Timer initialization and Race condition in c#?

Question

I saw this code on Richter's book :

The following code demonstrates how to have a thread pool thread call a method starting immediately and then every 2 seconds thereafter:

/*1*/    internal static class TimerDemo
/*2*/    {
/*3*/        private static Timer s_timer;
/*4*/        public static void Main()
/*5*/        {
/*6*/            Console.WriteLine("Checking status every 2 seconds");
/*7*/            // Create the Timer ensuring that it never fires. This ensures that
/*8*/            // s_timer refers to it BEFORE Status is invoked by a thread pool thread
/*9*/            s_timer = new Timer(Status, null, Timeout.Infinite, Timeout.Infinite);
/*10*/            // Now that s_timer is assigned to, we can let the timer fire knowing
/*11*/            // that calling Change in Status will not throw a NullReferenceException
/*12*/            s_timer.Change(0, Timeout.Infinite);
/*13*/            Console.ReadLine(); // Prevent the process from terminating
/*14*/        }
/*15*/        // This method's signature must match the TimerCallback delegate
/*16*/        private static void Status(Object state)
/*17*/        {
/*18*/            // This method is executed by a thread pool thread
/*20*/            Console.WriteLine("In Status at {0}", DateTime.Now);
/*21*/            Thread.Sleep(1000); // Simulates other work (1 second)
/*22*/            // Just before returning, have the Timer fire again in 2 seconds
/*23*/            s_timer.Change(2000, Timeout.Infinite);
/*24*/            // When this method returns, the thread goes back
/*25*/            // to the pool and waits for another work item
/*26*/        }
/*27*/    }

However , (sorry) , I still don't understand what lines #7,#8 means

And of course - why was it initialized (line #9) to Timeout.Infinite ( which is obviously : "don't start the timer")

( I do understand the general purpose for preventing overlaps , but I believe there is also a GC race condition pov here.)

edit

the namespace is System.Threading

Answer 1

I think it's not related to the GC but rather to avoid a race condition:

The assignment operation is not atomic: first you create the Timer object then you assign it.

So here is a scenario:

• new Timer(...) creates the timer and it starts "counting"

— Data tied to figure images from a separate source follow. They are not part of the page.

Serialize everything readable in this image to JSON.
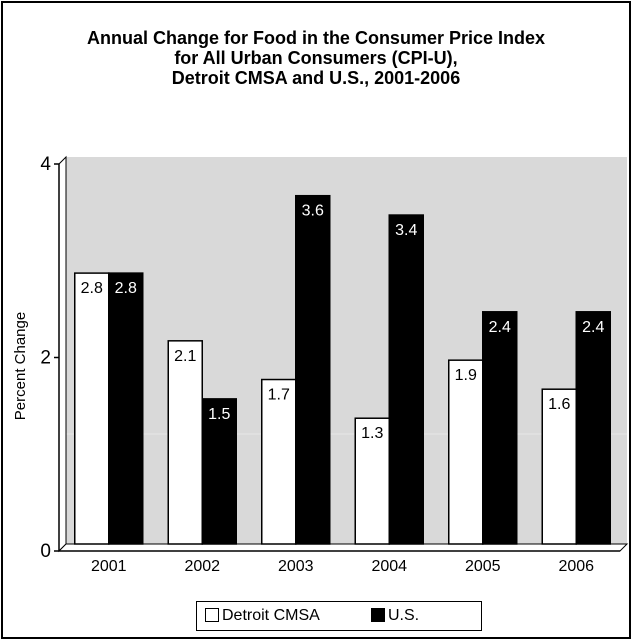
{
  "chart_data": {
    "type": "bar",
    "title_lines": [
      "Annual Change for Food in the Consumer Price Index",
      "for  All Urban Consumers (CPI-U),",
      "Detroit CMSA and U.S., 2001-2006"
    ],
    "xlabel": "",
    "ylabel": "Percent Change",
    "ylim": [
      0,
      4
    ],
    "yticks": [
      "0",
      "2",
      "4"
    ],
    "categories": [
      "2001",
      "2002",
      "2003",
      "2004",
      "2005",
      "2006"
    ],
    "series": [
      {
        "name": "Detroit CMSA",
        "values": [
          2.8,
          2.1,
          1.7,
          1.3,
          1.9,
          1.6
        ],
        "color": "#ffffff"
      },
      {
        "name": "U.S.",
        "values": [
          2.8,
          1.5,
          3.6,
          3.4,
          2.4,
          2.4
        ],
        "color": "#000000"
      }
    ],
    "data_labels": [
      [
        "2.8",
        "2.1",
        "1.7",
        "1.3",
        "1.9",
        "1.6"
      ],
      [
        "2.8",
        "1.5",
        "3.6",
        "3.4",
        "2.4",
        "2.4"
      ]
    ],
    "legend_position": "bottom",
    "grid": false,
    "plot_background": "#d9d9d9"
  }
}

• the current thread is preempted BEFORE the assignment ends => s_timer is still null

• the timer wakes up on another thread and calls Status but the initial thread has not yet finished the assignment operation!

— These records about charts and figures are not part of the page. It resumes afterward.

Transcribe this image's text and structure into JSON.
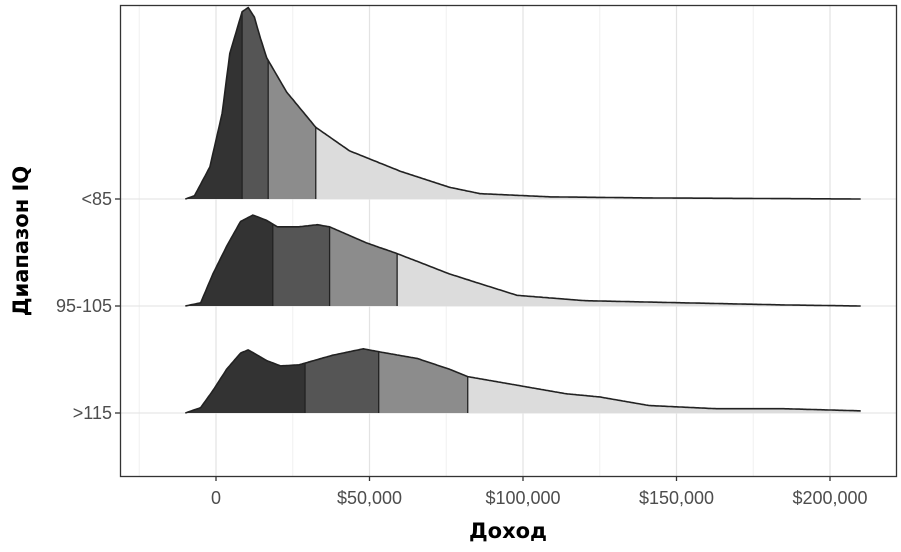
{
  "chart_data": {
    "type": "ridgeline",
    "xlabel": "Доход",
    "ylabel": "Диапазон IQ",
    "xlim": [
      -31000,
      222000
    ],
    "x_ticks": [
      0,
      50000,
      100000,
      150000,
      200000
    ],
    "x_tick_labels": [
      "0",
      "$50,000",
      "$100,000",
      "$150,000",
      "$200,000"
    ],
    "grid": true,
    "legend": "none",
    "quantile_fill_colors": [
      "#333333",
      "#555555",
      "#8c8c8c",
      "#dcdcdc"
    ],
    "line_color": "#222222",
    "series": [
      {
        "name": "<85",
        "quartiles": [
          8500,
          17000,
          32500
        ],
        "density": [
          [
            -10000,
            0
          ],
          [
            -7000,
            0.03
          ],
          [
            -2000,
            0.3
          ],
          [
            2000,
            0.8
          ],
          [
            4500,
            1.36
          ],
          [
            8500,
            1.75
          ],
          [
            10500,
            1.79
          ],
          [
            12500,
            1.7
          ],
          [
            14500,
            1.5
          ],
          [
            16500,
            1.32
          ],
          [
            23000,
            1.0
          ],
          [
            32500,
            0.67
          ],
          [
            43500,
            0.45
          ],
          [
            60000,
            0.26
          ],
          [
            76000,
            0.11
          ],
          [
            86000,
            0.05
          ],
          [
            109000,
            0.02
          ],
          [
            141000,
            0.01
          ],
          [
            210000,
            0
          ]
        ]
      },
      {
        "name": "95-105",
        "quartiles": [
          18500,
          37000,
          59000
        ],
        "density": [
          [
            -10000,
            0
          ],
          [
            -5000,
            0.03
          ],
          [
            -1000,
            0.3
          ],
          [
            3500,
            0.56
          ],
          [
            8000,
            0.79
          ],
          [
            12000,
            0.85
          ],
          [
            16500,
            0.8
          ],
          [
            20000,
            0.74
          ],
          [
            27000,
            0.74
          ],
          [
            33000,
            0.76
          ],
          [
            37000,
            0.74
          ],
          [
            49000,
            0.59
          ],
          [
            59000,
            0.49
          ],
          [
            76000,
            0.3
          ],
          [
            87000,
            0.2
          ],
          [
            98000,
            0.1
          ],
          [
            120000,
            0.05
          ],
          [
            152000,
            0.03
          ],
          [
            185000,
            0.01
          ],
          [
            210000,
            0
          ]
        ]
      },
      {
        "name": ">115",
        "quartiles": [
          29000,
          53000,
          82000
        ],
        "density": [
          [
            -10000,
            0
          ],
          [
            -5000,
            0.05
          ],
          [
            -1000,
            0.21
          ],
          [
            3500,
            0.41
          ],
          [
            8000,
            0.56
          ],
          [
            10500,
            0.59
          ],
          [
            16500,
            0.49
          ],
          [
            21000,
            0.44
          ],
          [
            27000,
            0.45
          ],
          [
            38000,
            0.54
          ],
          [
            48000,
            0.6
          ],
          [
            53500,
            0.57
          ],
          [
            65500,
            0.51
          ],
          [
            76000,
            0.41
          ],
          [
            82000,
            0.34
          ],
          [
            98000,
            0.26
          ],
          [
            114000,
            0.18
          ],
          [
            125000,
            0.15
          ],
          [
            141000,
            0.07
          ],
          [
            163000,
            0.04
          ],
          [
            185000,
            0.04
          ],
          [
            210000,
            0.02
          ]
        ]
      }
    ]
  }
}
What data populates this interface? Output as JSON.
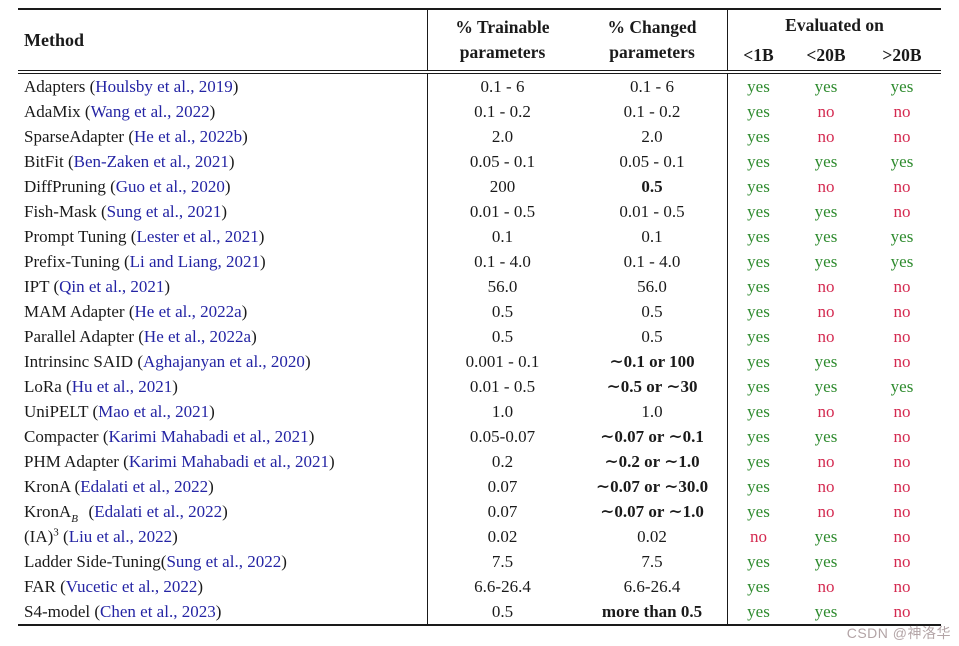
{
  "watermark": "CSDN @神洛华",
  "colors": {
    "link_blue": "#2424a4",
    "yes_green": "#2e8b2e",
    "no_red": "#d42a50"
  },
  "table": {
    "header": {
      "method": "Method",
      "trainable_line1": "% Trainable",
      "trainable_line2": "parameters",
      "changed_line1": "% Changed",
      "changed_line2": "parameters",
      "evaluated": "Evaluated on",
      "eval_col1": "<1B",
      "eval_col2": "<20B",
      "eval_col3": ">20B"
    },
    "rows": [
      {
        "name": "Adapters",
        "cite": "Houlsby et al., 2019",
        "trainable": "0.1 - 6",
        "changed": "0.1 - 6",
        "bold": false,
        "eval": [
          "yes",
          "yes",
          "yes"
        ]
      },
      {
        "name": "AdaMix",
        "cite": "Wang et al., 2022",
        "trainable": "0.1 - 0.2",
        "changed": "0.1 - 0.2",
        "bold": false,
        "eval": [
          "yes",
          "no",
          "no"
        ]
      },
      {
        "name": "SparseAdapter",
        "cite": "He et al., 2022b",
        "trainable": "2.0",
        "changed": "2.0",
        "bold": false,
        "eval": [
          "yes",
          "no",
          "no"
        ]
      },
      {
        "name": "BitFit",
        "cite": "Ben-Zaken et al., 2021",
        "trainable": "0.05 - 0.1",
        "changed": "0.05 - 0.1",
        "bold": false,
        "eval": [
          "yes",
          "yes",
          "yes"
        ]
      },
      {
        "name": "DiffPruning",
        "cite": "Guo et al., 2020",
        "trainable": "200",
        "changed": "0.5",
        "bold": true,
        "eval": [
          "yes",
          "no",
          "no"
        ]
      },
      {
        "name": "Fish-Mask",
        "cite": "Sung et al., 2021",
        "trainable": "0.01 - 0.5",
        "changed": "0.01 - 0.5",
        "bold": false,
        "eval": [
          "yes",
          "yes",
          "no"
        ]
      },
      {
        "name": "Prompt Tuning",
        "cite": "Lester et al., 2021",
        "trainable": "0.1",
        "changed": "0.1",
        "bold": false,
        "eval": [
          "yes",
          "yes",
          "yes"
        ]
      },
      {
        "name": "Prefix-Tuning",
        "cite": "Li and Liang, 2021",
        "trainable": "0.1 - 4.0",
        "changed": "0.1 - 4.0",
        "bold": false,
        "eval": [
          "yes",
          "yes",
          "yes"
        ]
      },
      {
        "name": "IPT",
        "cite": "Qin et al., 2021",
        "trainable": "56.0",
        "changed": "56.0",
        "bold": false,
        "eval": [
          "yes",
          "no",
          "no"
        ]
      },
      {
        "name": "MAM Adapter",
        "cite": "He et al., 2022a",
        "trainable": "0.5",
        "changed": "0.5",
        "bold": false,
        "eval": [
          "yes",
          "no",
          "no"
        ]
      },
      {
        "name": "Parallel Adapter",
        "cite": "He et al., 2022a",
        "trainable": "0.5",
        "changed": "0.5",
        "bold": false,
        "eval": [
          "yes",
          "no",
          "no"
        ]
      },
      {
        "name": "Intrinsinc SAID",
        "cite": "Aghajanyan et al., 2020",
        "trainable": "0.001 - 0.1",
        "changed": "∼0.1 or 100",
        "bold": true,
        "eval": [
          "yes",
          "yes",
          "no"
        ]
      },
      {
        "name": "LoRa",
        "cite": "Hu et al., 2021",
        "trainable": "0.01 - 0.5",
        "changed": "∼0.5 or ∼30",
        "bold": true,
        "eval": [
          "yes",
          "yes",
          "yes"
        ]
      },
      {
        "name": "UniPELT",
        "cite": "Mao et al., 2021",
        "trainable": "1.0",
        "changed": "1.0",
        "bold": false,
        "eval": [
          "yes",
          "no",
          "no"
        ]
      },
      {
        "name": "Compacter",
        "cite": "Karimi Mahabadi et al., 2021",
        "trainable": "0.05-0.07",
        "changed": "∼0.07 or ∼0.1",
        "bold": true,
        "eval": [
          "yes",
          "yes",
          "no"
        ]
      },
      {
        "name": "PHM Adapter",
        "cite": "Karimi Mahabadi et al., 2021",
        "trainable": "0.2",
        "changed": "∼0.2 or ∼1.0",
        "bold": true,
        "eval": [
          "yes",
          "no",
          "no"
        ]
      },
      {
        "name": "KronA",
        "cite": "Edalati et al., 2022",
        "trainable": "0.07",
        "changed": "∼0.07 or ∼30.0",
        "bold": true,
        "eval": [
          "yes",
          "no",
          "no"
        ]
      },
      {
        "name": "KronA",
        "sup": "B",
        "sub": "res",
        "cite": "Edalati et al., 2022",
        "trainable": "0.07",
        "changed": "∼0.07 or ∼1.0",
        "bold": true,
        "eval": [
          "yes",
          "no",
          "no"
        ]
      },
      {
        "name": "(IA)",
        "sup": "3",
        "cite": "Liu et al., 2022",
        "trainable": "0.02",
        "changed": "0.02",
        "bold": false,
        "eval": [
          "no",
          "yes",
          "no"
        ]
      },
      {
        "name": "Ladder Side-Tuning",
        "sep": "",
        "cite": "Sung et al., 2022",
        "trainable": "7.5",
        "changed": "7.5",
        "bold": false,
        "eval": [
          "yes",
          "yes",
          "no"
        ]
      },
      {
        "name": "FAR",
        "cite": "Vucetic et al., 2022",
        "trainable": "6.6-26.4",
        "changed": "6.6-26.4",
        "bold": false,
        "eval": [
          "yes",
          "no",
          "no"
        ]
      },
      {
        "name": "S4-model",
        "cite": "Chen et al., 2023",
        "trainable": "0.5",
        "changed": "more than 0.5",
        "bold": true,
        "eval": [
          "yes",
          "yes",
          "no"
        ]
      }
    ]
  }
}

• Status accesses s_timer which is a null reference => BOOM!

With his method it can't happen, e.g. with the same scenario:

• the timer is created but does not start

• the current thread is preempted

• nothing happens because the timer has not yet started to raise events

• the initial thread is running again

• it ends the assignment => s_timer references the timer

• the timer is started safely: any future call to Status is valid because s_timer is a valid reference

Answer 2

It is a race, but there's more to it than meets the eye. The obvious failure mode is when the main thread loses the processor and doesn't run for a while, more than a second. And thus never gets around to updating the s_timer variable, kaboom in the callback.

A much more subtle issue is present on machines with multiple processor cores. In that the updated variable value actually needs to be visible on the cpu core that runs the callback code. Which reads memory through a cache, that cache is liable to contain stale content and still have the s_time variable at null when it is read. That normally requires a memory barrier. A low-level version of it is available from the Thread.MemoryBarrier() method. There is no code whatsoever in the posted version that ensures that this happens.

It works in practice because the memory barrier is implicit. The operating system cannot get a threadpool thread started, required here to get the callback going, without itself taking a memory barrier. The side effect of which now also also ensures that the callback thread uses the update value of the s_time variable. Relying on this side-effect doesn't win any prizes, but works in practice. But also won't work if Richter's workaround isn't used since the barrier may well be taken before the assignment. And thus the likelier failure mode on processors with a weak memory model, like Itanium and ARM.